Antes da estrutura, o percurso era feito a pé por trilhas íngremes, escorregadias e expostas a intempéries. Crianças enfrentavam o trajeto diariamente, o que elevava faltas, atrasos e o risco de acidentes graves. A barreira geográfica funcionava como um filtro silencioso contra a continuidade dos estudos.

Turismo forçou a expansão — e criou oportunidade

O projeto nasceu em 2020 como parte de uma estratégia de turismo ecológico e cultural. As primeiras estruturas operaram em 2022, mas o fluxo de visitantes superou a capacidade de um único elevador. Turistas ocupavam a passagem dos estudantes, criando conflito de uso.

A solução veio com o Fuyao, que duplicou a vazão e separou os fluxos. O efeito colateral: a infraestrutura turística virou infraestrutura social.

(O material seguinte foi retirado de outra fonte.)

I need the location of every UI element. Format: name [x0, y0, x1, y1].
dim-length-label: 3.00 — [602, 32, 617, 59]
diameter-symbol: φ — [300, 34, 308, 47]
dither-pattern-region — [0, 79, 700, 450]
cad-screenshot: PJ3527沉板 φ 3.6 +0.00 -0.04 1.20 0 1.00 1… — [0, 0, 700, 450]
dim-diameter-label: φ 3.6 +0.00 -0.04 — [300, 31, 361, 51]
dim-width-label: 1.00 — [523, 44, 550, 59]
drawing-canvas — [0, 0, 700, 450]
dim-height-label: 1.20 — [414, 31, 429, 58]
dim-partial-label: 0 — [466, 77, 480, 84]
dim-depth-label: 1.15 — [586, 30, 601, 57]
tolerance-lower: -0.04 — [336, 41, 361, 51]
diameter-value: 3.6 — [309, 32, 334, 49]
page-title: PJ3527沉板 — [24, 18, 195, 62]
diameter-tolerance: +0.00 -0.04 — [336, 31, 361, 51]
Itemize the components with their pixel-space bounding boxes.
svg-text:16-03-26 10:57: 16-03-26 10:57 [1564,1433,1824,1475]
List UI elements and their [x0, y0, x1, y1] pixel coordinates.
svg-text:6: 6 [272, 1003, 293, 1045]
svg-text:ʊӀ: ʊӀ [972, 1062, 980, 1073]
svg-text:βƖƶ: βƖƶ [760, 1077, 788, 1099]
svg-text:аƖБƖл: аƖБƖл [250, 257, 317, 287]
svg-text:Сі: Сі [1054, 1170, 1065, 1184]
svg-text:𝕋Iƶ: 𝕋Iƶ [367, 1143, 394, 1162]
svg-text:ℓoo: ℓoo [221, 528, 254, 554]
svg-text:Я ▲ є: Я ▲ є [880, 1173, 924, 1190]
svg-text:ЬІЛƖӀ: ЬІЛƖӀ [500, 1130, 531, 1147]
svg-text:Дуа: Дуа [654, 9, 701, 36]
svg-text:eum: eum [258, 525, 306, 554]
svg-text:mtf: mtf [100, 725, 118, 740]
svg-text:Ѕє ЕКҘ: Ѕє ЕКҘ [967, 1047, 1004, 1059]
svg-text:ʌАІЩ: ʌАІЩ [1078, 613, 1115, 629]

Números que contam a transformação

  • Quase 1.000 estudantes transportados até julho (dados da Xinhua)
  • 1.200 pessoas/hora de capacidade instalada
  • 500+ metros de diferença de altitude vencida
  • Zero custo para famílias das duas comunidades

Renda nova nas montanhas

A acessibilidade atraiu visitantes e manteve moradores nas vilas. Famílias abriram pousadas, passaram a atuar como guias e vendem produtos locais diretamente aos turistas. A mesma logística que sobe alunos desce a produção agrícola para mercados antes inalcançáveis.

O modelo integra revitalização rural, educação e turismo numa única rede física — algo raro em regiões de relevo extremo.

O que observar daqui para frente

A escalabilidade do conceito será o teste real. Yunnan tem dezenas de comunidades em situações semelhantes. Se o custo-benefício se confirmar — infraestrutura compartilhada atendendo educação, moradia e economia —, o “ônibus aéreo” deixa de ser caso isolado e vira política pública replicável. Investidores e gestores de mobilidade em terrenos complexos devem monitorar os indicadores de frequência escolar, renda familiar e fluxo turístico nos próximos 12 meses.